Both brothers agree that Yale’s side of the business is what keeps Ideal ticking. If the company promises a major brand that it can make an elaborate retail display for an upcoming holiday, it has to create an eye-catching design; engineer the corrugated structure to support merchandise without collapsing; and deliver everything on time. If the display will be shipped flat to the retailer and constructed by an employee, it has to be simple enough that an overworked clerk can assemble it efficiently.
“It has to hold product,” Scott says. “If it fails in store, if it starts bending, if it collapses, it doesn’t matter what it looks like.”
Basics and Beyond
Any display, no matter how fancy, begins its life as brown paper on a roll that weighs two-and-a-half tons and is made partially from scrap collected at factories like Ideal’s. There’s a virtual forest of roll stock in the company’s warehouse, stacked four high in the cavernous space. A corrugator crimps the paper into its familiar fluted shape, forming the medium, and uses heat, glue and starch to fuse the three layers. From there, the sheets are die-cut using large cylindrical or flat cookie cutters, making shapes as complex as a full-size human figure or an enlarged can of spray cheese.
“We’re not just a box plant,” Scott says. “Boxes are made without tooling. …All boxes are, no matter the size, scores and panels and slots. But for specialty stuff, it takes tools. It takes cutting dies, rotary cutting dies, flatbed cutting dies, printing plates—and so one of our biggest challenges as a manufacturer is storage for all these.”
Ideal has invested in equipment that makes corrugated products more sophisticated than plain brown boxes. The plant has a laminator that turns a different kind of paper—akin to a heavy magazine cover—into the third layer of a finished piece of corrugated, eliminating an old process for sticking labels on a box. Another machine puts a blanket of ink on paper before it gets corrugated. The new equipment shortens manufacturing times and allows for higher-quality graphics and colors—crucial considerations in producing detailed displays. Ideal’s in-house ink chemists are constantly tweaking colors to make sure they match customers’ logos.
“It’s not good enough to be this kind of red; it’s gotta be Orville Redenbacher red,” Scott says. “So instead of fighting it and saying corrugated can’t do that, we embraced it and made ourselves a different kind of display company.”
Part of Ideal’s transformation was aesthetic, since the Eisens felt their office space needed an ethos like that of a tech startup, ad agency or design firm.

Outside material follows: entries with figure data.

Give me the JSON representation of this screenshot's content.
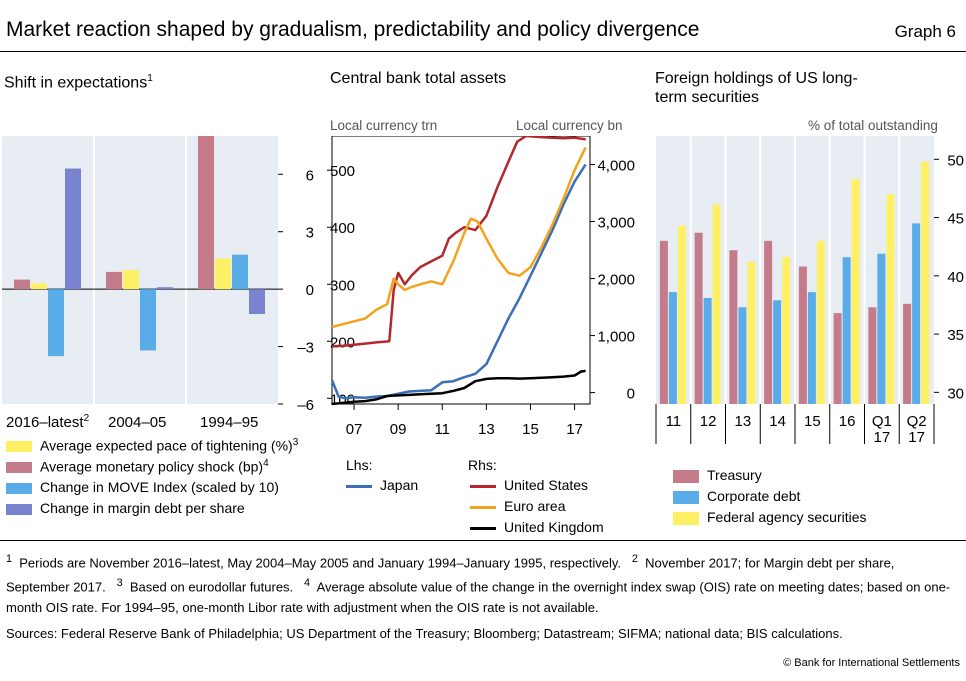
{
  "header": {
    "title": "Market reaction shaped by gradualism, predictability and policy divergence",
    "graph_label": "Graph 6"
  },
  "panels": {
    "left": {
      "title": "Shift in expectations",
      "title_sup": "1",
      "group_labels": [
        {
          "text": "2016–latest",
          "sup": "2"
        },
        {
          "text": "2004–05",
          "sup": ""
        },
        {
          "text": "1994–95",
          "sup": ""
        }
      ]
    },
    "middle": {
      "title": "Central bank total assets",
      "left_axis_caption": "Local currency trn",
      "right_axis_caption": "Local currency bn",
      "lhs_label": "Lhs:",
      "rhs_label": "Rhs:"
    },
    "right": {
      "title": "Foreign holdings of US long-term securities",
      "axis_caption": "% of total outstanding"
    }
  },
  "legends": {
    "left": [
      {
        "label": "Average expected pace of tightening (%)",
        "sup": "3",
        "color": "#fef065"
      },
      {
        "label": "Average monetary policy shock (bp)",
        "sup": "4",
        "color": "#c47b8a"
      },
      {
        "label": "Change in MOVE Index (scaled by 10)",
        "sup": "",
        "color": "#5aace8"
      },
      {
        "label": "Change in margin debt per share",
        "sup": "",
        "color": "#7a83d0"
      }
    ],
    "middle_lhs": [
      {
        "label": "Japan",
        "color": "#3b6fb6"
      }
    ],
    "middle_rhs": [
      {
        "label": "United States",
        "color": "#b3282d"
      },
      {
        "label": "Euro area",
        "color": "#f2a21e"
      },
      {
        "label": "United Kingdom",
        "color": "#000000"
      }
    ],
    "right": [
      {
        "label": "Treasury",
        "color": "#c47b8a"
      },
      {
        "label": "Corporate debt",
        "color": "#5aace8"
      },
      {
        "label": "Federal agency securities",
        "color": "#fef065"
      }
    ]
  },
  "footnotes": {
    "fn1_num": "1",
    "fn1": "Periods are November 2016–latest, May 2004–May 2005 and January 1994–January 1995, respectively.",
    "fn2_num": "2",
    "fn2": "November 2017; for Margin debt per share, September 2017.",
    "fn3_num": "3",
    "fn3": "Based on eurodollar futures.",
    "fn4_num": "4",
    "fn4": "Average absolute value of the change in the overnight index swap (OIS) rate on meeting dates; based on one-month OIS rate. For 1994–95, one-month Libor rate with adjustment when the OIS rate is not available."
  },
  "sources": "Sources: Federal Reserve Bank of Philadelphia; US Department of the Treasury; Bloomberg; Datastream; SIFMA; national data; BIS calculations.",
  "copyright": "© Bank for International Settlements",
  "chart_data": [
    {
      "type": "bar",
      "title": "Shift in expectations",
      "categories": [
        "2016–latest",
        "2004–05",
        "1994–95"
      ],
      "y_ticks": [
        "6",
        "3",
        "0",
        "–3",
        "–6"
      ],
      "ylim": [
        -6,
        8
      ],
      "axis_side": "right",
      "series": [
        {
          "name": "Average monetary policy shock (bp)",
          "color": "#c47b8a",
          "values": [
            0.5,
            0.9,
            8.0
          ]
        },
        {
          "name": "Average expected pace of tightening (%)",
          "color": "#fef065",
          "values": [
            0.3,
            1.0,
            1.6
          ]
        },
        {
          "name": "Change in MOVE Index (scaled by 10)",
          "color": "#5aace8",
          "values": [
            -3.5,
            -3.2,
            1.8
          ]
        },
        {
          "name": "Change in margin debt per share",
          "color": "#7a83d0",
          "values": [
            6.3,
            0.1,
            -1.3
          ]
        }
      ]
    },
    {
      "type": "line",
      "title": "Central bank total assets",
      "xlim": [
        2006.0,
        2017.7
      ],
      "x_ticks": [
        "07",
        "09",
        "11",
        "13",
        "15",
        "17"
      ],
      "x_tick_values": [
        2007,
        2009,
        2011,
        2013,
        2015,
        2017
      ],
      "left_axis": {
        "label": "Local currency trn",
        "range": [
          90,
          560
        ],
        "ticks": [
          "100",
          "200",
          "300",
          "400",
          "500"
        ]
      },
      "right_axis": {
        "label": "Local currency bn",
        "range": [
          -200,
          4500
        ],
        "ticks": [
          "0",
          "1,000",
          "2,000",
          "3,000",
          "4,000"
        ]
      },
      "series": [
        {
          "name": "Japan",
          "axis": "left",
          "color": "#3b6fb6",
          "x": [
            2006.0,
            2006.3,
            2006.6,
            2007.0,
            2007.5,
            2008.0,
            2008.5,
            2009.0,
            2009.5,
            2010.0,
            2010.5,
            2011.0,
            2011.5,
            2012.0,
            2012.5,
            2013.0,
            2013.5,
            2014.0,
            2014.5,
            2015.0,
            2015.5,
            2016.0,
            2016.5,
            2017.0,
            2017.5
          ],
          "y": [
            132,
            103,
            100,
            102,
            101,
            103,
            104,
            108,
            112,
            113,
            114,
            128,
            130,
            137,
            143,
            160,
            200,
            240,
            275,
            315,
            355,
            395,
            440,
            480,
            510
          ]
        },
        {
          "name": "United States",
          "axis": "right",
          "color": "#b3282d",
          "x": [
            2006.0,
            2006.5,
            2007.0,
            2007.5,
            2008.0,
            2008.6,
            2008.8,
            2009.0,
            2009.3,
            2009.6,
            2010.0,
            2010.5,
            2011.0,
            2011.3,
            2011.6,
            2012.0,
            2012.5,
            2013.0,
            2013.5,
            2014.0,
            2014.4,
            2014.8,
            2015.5,
            2016.0,
            2016.5,
            2017.0,
            2017.5
          ],
          "y": [
            810,
            820,
            840,
            860,
            880,
            900,
            1800,
            2100,
            1900,
            2050,
            2200,
            2300,
            2400,
            2700,
            2800,
            2900,
            2850,
            3100,
            3600,
            4050,
            4400,
            4500,
            4480,
            4470,
            4460,
            4470,
            4440
          ]
        },
        {
          "name": "Euro area",
          "axis": "right",
          "color": "#f2a21e",
          "x": [
            2006.0,
            2006.5,
            2007.0,
            2007.5,
            2008.0,
            2008.5,
            2008.8,
            2009.0,
            2009.3,
            2009.6,
            2010.0,
            2010.5,
            2011.0,
            2011.5,
            2012.0,
            2012.3,
            2012.6,
            2013.0,
            2013.5,
            2014.0,
            2014.5,
            2015.0,
            2015.5,
            2016.0,
            2016.5,
            2017.0,
            2017.5
          ],
          "y": [
            1150,
            1200,
            1250,
            1300,
            1450,
            1550,
            2000,
            1900,
            1800,
            1850,
            1900,
            1950,
            1900,
            2300,
            2800,
            3050,
            3000,
            2700,
            2350,
            2100,
            2050,
            2200,
            2550,
            2950,
            3400,
            3900,
            4300
          ]
        },
        {
          "name": "United Kingdom",
          "axis": "right",
          "color": "#000000",
          "x": [
            2006.0,
            2006.5,
            2007.0,
            2007.5,
            2008.0,
            2008.5,
            2009.0,
            2009.5,
            2010.0,
            2010.5,
            2011.0,
            2011.5,
            2012.0,
            2012.5,
            2013.0,
            2013.5,
            2014.0,
            2014.5,
            2015.0,
            2015.5,
            2016.0,
            2016.5,
            2017.0,
            2017.3,
            2017.5
          ],
          "y": [
            -200,
            -180,
            -160,
            -150,
            -120,
            -60,
            -50,
            -40,
            -30,
            -20,
            -10,
            30,
            80,
            200,
            240,
            250,
            250,
            245,
            250,
            260,
            270,
            280,
            300,
            370,
            380
          ]
        }
      ]
    },
    {
      "type": "bar",
      "title": "Foreign holdings of US long-term securities",
      "categories": [
        "11",
        "12",
        "13",
        "14",
        "15",
        "16",
        "Q1 17",
        "Q2 17"
      ],
      "y_label": "% of total outstanding",
      "y_ticks": [
        "50",
        "45",
        "40",
        "35",
        "30"
      ],
      "ylim": [
        29,
        52
      ],
      "axis_side": "right",
      "series": [
        {
          "name": "Treasury",
          "color": "#c47b8a",
          "values": [
            43.0,
            43.7,
            42.2,
            43.0,
            40.8,
            36.8,
            37.3,
            37.6
          ]
        },
        {
          "name": "Corporate debt",
          "color": "#5aace8",
          "values": [
            38.6,
            38.1,
            37.3,
            37.9,
            38.6,
            41.6,
            41.9,
            44.5
          ]
        },
        {
          "name": "Federal agency securities",
          "color": "#fef065",
          "values": [
            44.3,
            46.1,
            41.2,
            41.6,
            43.0,
            48.3,
            47.0,
            49.8
          ]
        }
      ]
    }
  ]
}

But it was also important to incorporate reminders of the company’s roots throughout the building. The legs of the glass-topped table in the creative team’s conference area are made from old rotary cutting dies, and the metal rods on the stair railing come from a machine found on the factory floor. “We’re never trying to deny that we’re in corrugated,” Eisen says. “That’s our lifeblood. It’s been my family’s lifeblood for 90 years. We love it. …We definitely like little reminders that no matter what we do in the front office, at the heart of it, we’re a manufacturer.”